Il sistema insediativo e la struttura interna dei centri messapici hanno subìto delle sostanziali modifiche attorno alla metà del VI secolo a.C., fase in cui si denota una maggiore complessità della società indigena; si assistette così alla formazione di estesi insediamenti proto-urbani che raggrupparono i piccoli villaggi precedentemente sparsi sul territorio.
Per quanto riguarda il sistema insediativo, l’età classica si caratterizzò per il ritorno ad esperienze abitative disperse nel territorio. Si tratta di dirette conseguenze, probabilmente, delle vicende belliche che hanno visto contrapporsi i Messapi ai Tarantini. Ciò comportò una reazione della popolazione indigena che, nel 470 a.C., riuscì ad arginare le mire espansionistiche di Taranto. A seguito di questi eventi bellici i contatti commerciali tra la Messapia e Taranto subirono un brusco rallentamento per tutto il V secolo a.C., mentre gli ottimi rapporti fra i Messapi ed il mediterraneo orientale si riconfermano eccellenti, come attestato sia nell’archeologia che nell’antica tradizione letteraria.
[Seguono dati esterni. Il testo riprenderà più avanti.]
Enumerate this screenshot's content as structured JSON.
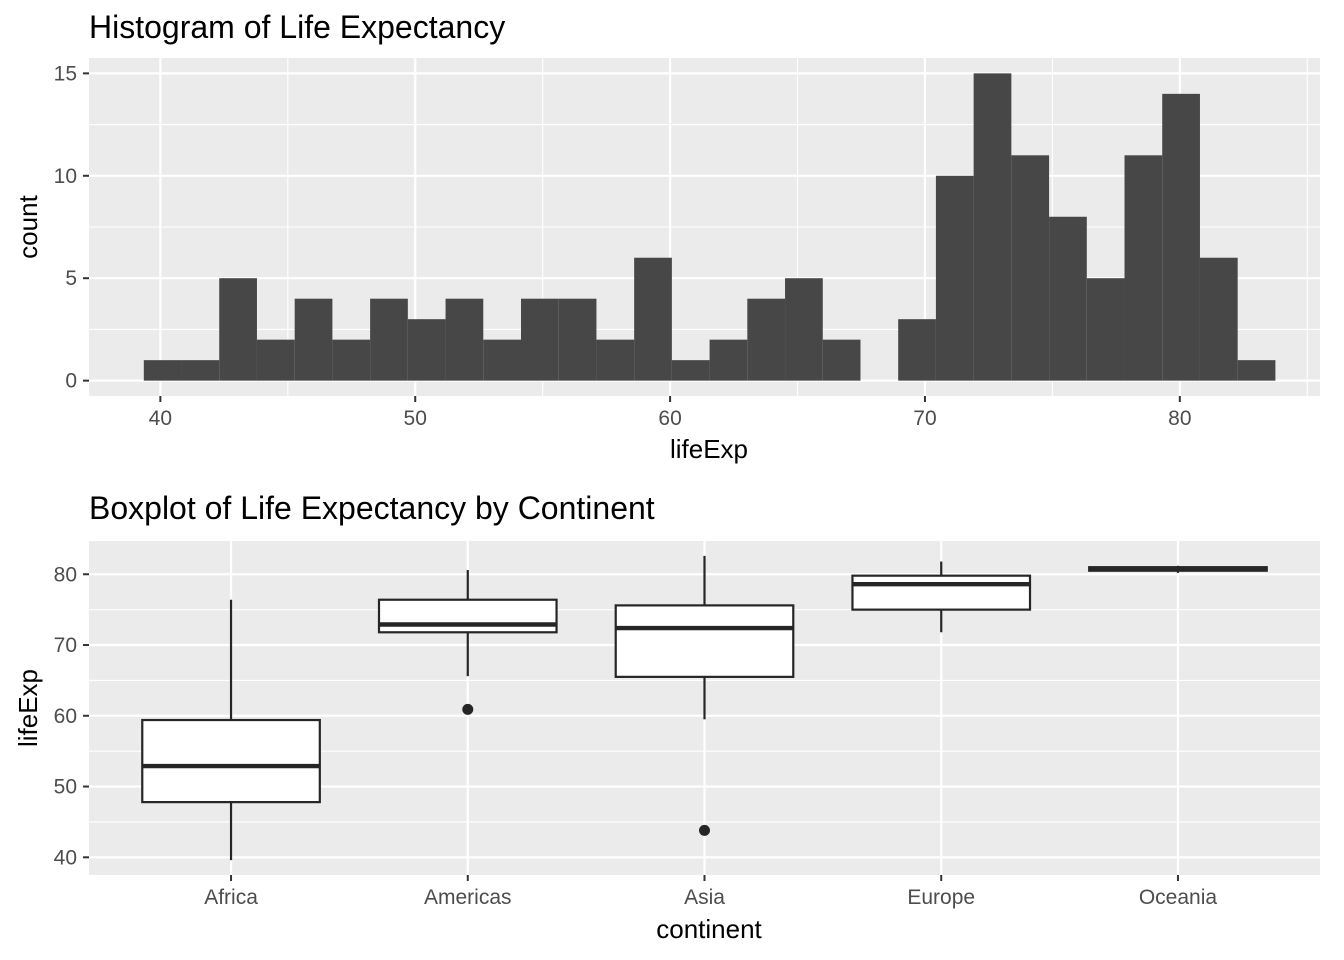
{
  "chart_data": [
    {
      "type": "bar",
      "title": "Histogram of Life Expectancy",
      "xlabel": "lifeExp",
      "ylabel": "count",
      "xlim": [
        37.2,
        85.5
      ],
      "ylim": [
        -0.75,
        15.75
      ],
      "x_ticks": [
        40,
        50,
        60,
        70,
        80
      ],
      "y_ticks": [
        0,
        5,
        10,
        15
      ],
      "bin_width": 1.48,
      "bin_start": 39.35,
      "counts": [
        1,
        1,
        5,
        2,
        4,
        2,
        4,
        3,
        4,
        2,
        4,
        4,
        2,
        6,
        1,
        2,
        4,
        5,
        2,
        0,
        3,
        10,
        15,
        11,
        8,
        5,
        11,
        14,
        6,
        1
      ],
      "grid": true,
      "legend": "none"
    },
    {
      "type": "box",
      "title": "Boxplot of Life Expectancy by Continent",
      "xlabel": "continent",
      "ylabel": "lifeExp",
      "ylim": [
        37.5,
        84.7
      ],
      "y_ticks": [
        40,
        50,
        60,
        70,
        80
      ],
      "categories": [
        "Africa",
        "Americas",
        "Asia",
        "Europe",
        "Oceania"
      ],
      "boxes": [
        {
          "min": 39.6,
          "q1": 47.8,
          "median": 52.9,
          "q3": 59.4,
          "max": 76.4,
          "outliers": []
        },
        {
          "min": 65.6,
          "q1": 71.8,
          "median": 72.9,
          "q3": 76.4,
          "max": 80.6,
          "outliers": [
            60.9
          ]
        },
        {
          "min": 59.5,
          "q1": 65.5,
          "median": 72.4,
          "q3": 75.6,
          "max": 82.6,
          "outliers": [
            43.8
          ]
        },
        {
          "min": 71.8,
          "q1": 75.0,
          "median": 78.6,
          "q3": 79.8,
          "max": 81.8,
          "outliers": []
        },
        {
          "min": 80.2,
          "q1": 80.5,
          "median": 80.7,
          "q3": 81.0,
          "max": 81.2,
          "outliers": []
        }
      ],
      "grid": true,
      "legend": "none"
    }
  ]
}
In età ellenistica la penisola salentina subì il processo di ellenizzazione che perdurò fino al 272 a.C., anno della caduta di Taranto ad opera di Roma che, come precedentemente citato, nel decennio successivo (267-266 a.C.) a seguito del bellum sallentinum, assoggettò i Messapi aprendo una nuova stagione politico-culturale e dando il via ad un completo riassetto territoriale. Analizzando lo sviluppo dei Messapi sul territorio si possono rilevare degli insediamenti nell’entroterra e, legati ad essi, numerosi centri costieri. La mappa stessa permette di constatare che questi centri, indipendentemente dalle dimensioni, erano equamente distribuiti con un perfetto equilibrio tra il versante adriatico e quello ionico. L’insediamento di Roca Vecchia è proprio uno di questi.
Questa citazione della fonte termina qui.